Nitric oxide (NO) is not involved in accentuated antagonism for chronotropy in the isolated mouse atrium.

Nitric oxide (NO) is reportedly involved in accentuated antagonism in the canine blood-perfused sinoatrial (SA) node, and is thought to modulate cholinergic control of heart rate in rabbits. In the present study, we evaluated the involvement of NO in accentuated antagonism in an isolated preparation of both atria from C57BL/6J mice. Isoprenaline (10(-10) M-10(-7) M) had positive chronotropic effects but decreased rather than increased contraction strength. Carbachol (10(-8) M-3x10(-6) M) had a concentration-dependent, negative chronotropic action. In the presence of a submaximal concentration of isoprenaline (30 nM), the same concentration range of carbachol elicited a larger decrease in heart rate than in the absence of isoprenaline. The larger decrease in heart rate (accentuated antagonism) was not modified by the presence of the NO synthase inhibitor N(omega)-nitro-L-arginine methylester (L-NAME).
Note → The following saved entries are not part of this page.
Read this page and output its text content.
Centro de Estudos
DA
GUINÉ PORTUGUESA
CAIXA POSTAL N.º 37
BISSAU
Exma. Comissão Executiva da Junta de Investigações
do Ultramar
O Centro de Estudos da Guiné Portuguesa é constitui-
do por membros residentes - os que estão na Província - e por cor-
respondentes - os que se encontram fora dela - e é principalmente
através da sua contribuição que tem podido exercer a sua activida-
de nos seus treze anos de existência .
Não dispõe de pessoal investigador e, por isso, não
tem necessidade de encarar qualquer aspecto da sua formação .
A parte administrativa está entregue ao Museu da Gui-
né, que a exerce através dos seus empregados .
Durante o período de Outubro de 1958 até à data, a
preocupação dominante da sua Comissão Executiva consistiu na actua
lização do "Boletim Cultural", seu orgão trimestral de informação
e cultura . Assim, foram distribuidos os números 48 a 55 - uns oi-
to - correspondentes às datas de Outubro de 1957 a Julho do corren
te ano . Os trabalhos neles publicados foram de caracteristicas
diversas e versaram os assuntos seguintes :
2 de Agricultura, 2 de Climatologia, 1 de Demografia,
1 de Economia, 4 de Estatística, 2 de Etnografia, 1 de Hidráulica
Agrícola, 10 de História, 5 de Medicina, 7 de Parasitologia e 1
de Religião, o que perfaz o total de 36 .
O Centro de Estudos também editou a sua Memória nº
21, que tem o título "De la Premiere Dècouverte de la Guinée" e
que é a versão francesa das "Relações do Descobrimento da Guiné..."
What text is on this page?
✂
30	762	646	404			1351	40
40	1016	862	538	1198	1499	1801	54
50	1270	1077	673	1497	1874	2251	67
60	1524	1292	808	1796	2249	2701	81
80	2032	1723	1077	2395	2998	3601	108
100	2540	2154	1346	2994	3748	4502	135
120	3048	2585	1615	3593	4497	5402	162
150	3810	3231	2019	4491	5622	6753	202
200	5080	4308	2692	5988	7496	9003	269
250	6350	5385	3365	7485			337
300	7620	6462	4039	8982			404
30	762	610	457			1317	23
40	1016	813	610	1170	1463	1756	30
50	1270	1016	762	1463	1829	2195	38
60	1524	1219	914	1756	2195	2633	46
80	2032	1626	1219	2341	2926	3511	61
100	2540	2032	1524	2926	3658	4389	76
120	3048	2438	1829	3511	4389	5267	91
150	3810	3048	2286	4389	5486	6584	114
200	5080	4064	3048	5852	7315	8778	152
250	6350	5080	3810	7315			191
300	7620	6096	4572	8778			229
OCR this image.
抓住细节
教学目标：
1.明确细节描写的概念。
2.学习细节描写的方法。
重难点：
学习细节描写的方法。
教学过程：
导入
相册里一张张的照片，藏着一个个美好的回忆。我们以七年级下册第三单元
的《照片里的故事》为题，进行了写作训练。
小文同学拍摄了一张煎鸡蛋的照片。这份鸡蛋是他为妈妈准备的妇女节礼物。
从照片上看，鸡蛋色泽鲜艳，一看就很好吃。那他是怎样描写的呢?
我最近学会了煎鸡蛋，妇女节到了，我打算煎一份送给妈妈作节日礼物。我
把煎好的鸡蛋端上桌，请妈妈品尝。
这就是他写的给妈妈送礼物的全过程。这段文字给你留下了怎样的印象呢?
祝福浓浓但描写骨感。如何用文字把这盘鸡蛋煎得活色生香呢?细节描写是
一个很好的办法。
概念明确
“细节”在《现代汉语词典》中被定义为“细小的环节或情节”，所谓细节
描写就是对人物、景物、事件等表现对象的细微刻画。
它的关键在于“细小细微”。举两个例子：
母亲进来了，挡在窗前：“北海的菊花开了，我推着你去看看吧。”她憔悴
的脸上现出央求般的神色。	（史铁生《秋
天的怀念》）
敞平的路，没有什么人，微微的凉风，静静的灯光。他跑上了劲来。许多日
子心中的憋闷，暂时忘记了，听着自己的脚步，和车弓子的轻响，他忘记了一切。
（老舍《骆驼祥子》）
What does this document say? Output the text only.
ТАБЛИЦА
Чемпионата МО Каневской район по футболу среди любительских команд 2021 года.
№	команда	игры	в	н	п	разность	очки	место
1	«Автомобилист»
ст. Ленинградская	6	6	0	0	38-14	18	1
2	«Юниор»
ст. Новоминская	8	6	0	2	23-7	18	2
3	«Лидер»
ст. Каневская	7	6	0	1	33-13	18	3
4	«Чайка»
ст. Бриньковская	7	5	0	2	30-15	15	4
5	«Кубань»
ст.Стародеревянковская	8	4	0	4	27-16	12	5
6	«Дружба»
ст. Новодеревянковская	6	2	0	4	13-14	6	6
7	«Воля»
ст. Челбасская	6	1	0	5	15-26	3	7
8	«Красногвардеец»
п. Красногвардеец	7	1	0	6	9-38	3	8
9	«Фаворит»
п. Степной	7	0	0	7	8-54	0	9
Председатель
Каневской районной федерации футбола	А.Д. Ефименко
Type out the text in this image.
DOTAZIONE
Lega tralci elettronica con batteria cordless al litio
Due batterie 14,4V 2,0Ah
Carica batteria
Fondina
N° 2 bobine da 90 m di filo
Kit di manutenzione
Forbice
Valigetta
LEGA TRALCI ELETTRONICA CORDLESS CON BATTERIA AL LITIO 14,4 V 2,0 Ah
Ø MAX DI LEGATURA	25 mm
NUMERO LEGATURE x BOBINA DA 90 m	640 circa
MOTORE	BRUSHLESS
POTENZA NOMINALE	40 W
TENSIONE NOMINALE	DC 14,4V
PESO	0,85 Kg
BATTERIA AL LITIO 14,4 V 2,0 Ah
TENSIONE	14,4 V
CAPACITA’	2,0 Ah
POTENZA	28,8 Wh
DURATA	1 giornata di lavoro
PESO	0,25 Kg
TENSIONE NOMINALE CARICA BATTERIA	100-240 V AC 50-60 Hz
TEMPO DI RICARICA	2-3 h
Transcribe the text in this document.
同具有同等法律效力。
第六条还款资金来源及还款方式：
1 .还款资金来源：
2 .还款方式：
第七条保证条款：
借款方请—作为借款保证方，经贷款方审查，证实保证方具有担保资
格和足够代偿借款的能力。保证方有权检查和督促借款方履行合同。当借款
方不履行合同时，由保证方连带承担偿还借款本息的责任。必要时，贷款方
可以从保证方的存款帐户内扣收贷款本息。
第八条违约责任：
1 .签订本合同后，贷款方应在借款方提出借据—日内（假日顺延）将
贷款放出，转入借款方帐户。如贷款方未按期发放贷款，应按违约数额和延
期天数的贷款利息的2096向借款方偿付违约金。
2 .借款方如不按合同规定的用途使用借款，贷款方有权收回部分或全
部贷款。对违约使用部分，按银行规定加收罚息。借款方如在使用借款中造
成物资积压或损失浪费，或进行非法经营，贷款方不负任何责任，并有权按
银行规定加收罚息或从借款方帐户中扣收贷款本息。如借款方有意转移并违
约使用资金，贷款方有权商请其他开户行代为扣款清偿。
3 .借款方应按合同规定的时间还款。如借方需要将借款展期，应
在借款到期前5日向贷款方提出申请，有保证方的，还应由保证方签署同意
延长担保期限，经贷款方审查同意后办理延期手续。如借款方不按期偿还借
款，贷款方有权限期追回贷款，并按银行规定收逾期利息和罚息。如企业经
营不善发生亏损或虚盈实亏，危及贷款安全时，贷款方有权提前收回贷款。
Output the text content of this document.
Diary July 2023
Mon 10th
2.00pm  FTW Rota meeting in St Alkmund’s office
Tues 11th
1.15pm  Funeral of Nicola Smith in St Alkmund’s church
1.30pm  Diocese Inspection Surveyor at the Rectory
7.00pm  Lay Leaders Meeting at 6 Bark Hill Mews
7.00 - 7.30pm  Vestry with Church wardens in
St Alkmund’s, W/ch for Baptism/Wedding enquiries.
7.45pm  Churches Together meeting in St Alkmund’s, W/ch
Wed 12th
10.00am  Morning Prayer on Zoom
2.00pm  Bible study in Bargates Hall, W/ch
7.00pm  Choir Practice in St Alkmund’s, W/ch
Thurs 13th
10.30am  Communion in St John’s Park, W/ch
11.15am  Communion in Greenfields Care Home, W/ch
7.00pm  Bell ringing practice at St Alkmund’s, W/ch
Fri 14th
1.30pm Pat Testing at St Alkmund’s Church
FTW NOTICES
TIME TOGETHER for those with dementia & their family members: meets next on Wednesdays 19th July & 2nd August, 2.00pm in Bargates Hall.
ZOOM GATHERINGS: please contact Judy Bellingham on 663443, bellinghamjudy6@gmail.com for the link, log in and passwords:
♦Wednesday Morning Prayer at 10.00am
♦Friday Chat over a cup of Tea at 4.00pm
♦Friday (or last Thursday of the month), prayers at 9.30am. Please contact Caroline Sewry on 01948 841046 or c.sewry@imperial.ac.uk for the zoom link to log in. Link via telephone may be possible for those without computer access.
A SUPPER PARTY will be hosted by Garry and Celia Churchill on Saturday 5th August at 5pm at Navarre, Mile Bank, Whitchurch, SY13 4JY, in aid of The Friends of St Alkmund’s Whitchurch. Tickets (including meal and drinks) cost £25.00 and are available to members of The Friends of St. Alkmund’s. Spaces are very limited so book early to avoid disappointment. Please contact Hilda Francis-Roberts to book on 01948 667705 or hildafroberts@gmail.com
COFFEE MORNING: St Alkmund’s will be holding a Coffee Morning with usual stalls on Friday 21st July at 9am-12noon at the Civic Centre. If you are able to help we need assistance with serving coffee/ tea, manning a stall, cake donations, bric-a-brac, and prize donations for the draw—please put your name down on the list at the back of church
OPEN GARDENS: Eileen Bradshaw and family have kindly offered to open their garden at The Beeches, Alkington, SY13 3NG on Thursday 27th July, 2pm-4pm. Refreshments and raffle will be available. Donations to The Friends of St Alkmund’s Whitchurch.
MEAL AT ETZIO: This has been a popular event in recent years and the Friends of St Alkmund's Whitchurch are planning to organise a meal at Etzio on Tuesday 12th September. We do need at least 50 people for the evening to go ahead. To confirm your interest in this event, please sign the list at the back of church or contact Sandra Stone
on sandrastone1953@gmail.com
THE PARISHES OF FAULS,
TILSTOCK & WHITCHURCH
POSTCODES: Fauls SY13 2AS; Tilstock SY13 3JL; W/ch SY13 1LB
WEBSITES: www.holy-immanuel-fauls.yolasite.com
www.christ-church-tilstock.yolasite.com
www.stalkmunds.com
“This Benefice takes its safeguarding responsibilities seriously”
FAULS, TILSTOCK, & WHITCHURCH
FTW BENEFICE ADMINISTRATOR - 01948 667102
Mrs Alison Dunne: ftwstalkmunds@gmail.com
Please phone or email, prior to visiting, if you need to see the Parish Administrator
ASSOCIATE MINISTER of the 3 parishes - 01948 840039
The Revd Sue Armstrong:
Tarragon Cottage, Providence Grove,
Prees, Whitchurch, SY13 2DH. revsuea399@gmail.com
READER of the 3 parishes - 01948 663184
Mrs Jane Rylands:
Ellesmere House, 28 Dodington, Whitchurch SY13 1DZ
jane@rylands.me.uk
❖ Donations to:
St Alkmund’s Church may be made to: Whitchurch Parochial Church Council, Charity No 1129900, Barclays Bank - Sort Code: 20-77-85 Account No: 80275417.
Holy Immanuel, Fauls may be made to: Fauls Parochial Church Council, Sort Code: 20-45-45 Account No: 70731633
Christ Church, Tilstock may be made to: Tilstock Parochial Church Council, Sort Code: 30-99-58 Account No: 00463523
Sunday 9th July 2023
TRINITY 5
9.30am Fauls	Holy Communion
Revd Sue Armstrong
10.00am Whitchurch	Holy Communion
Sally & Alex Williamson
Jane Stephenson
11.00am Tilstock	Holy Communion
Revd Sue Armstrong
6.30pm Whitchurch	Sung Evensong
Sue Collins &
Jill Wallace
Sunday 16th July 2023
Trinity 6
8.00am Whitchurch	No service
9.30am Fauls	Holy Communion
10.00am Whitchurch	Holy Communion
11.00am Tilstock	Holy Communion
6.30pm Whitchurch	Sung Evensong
Similar results were obtained using ICR strain mice. Isoprenaline increased cAMP content but not cGMP; carbachol in the presence of isoprenaline increased cGMP but had no further effects on cAMP. In the presence of L-NAME, the increase in cGMP elicited by carbachol was attenuated. In the isolated mouse atria, it appears that NO is not involved in accentuated antagonism due to lack of coupling between cGMP signalling and chronotropic function.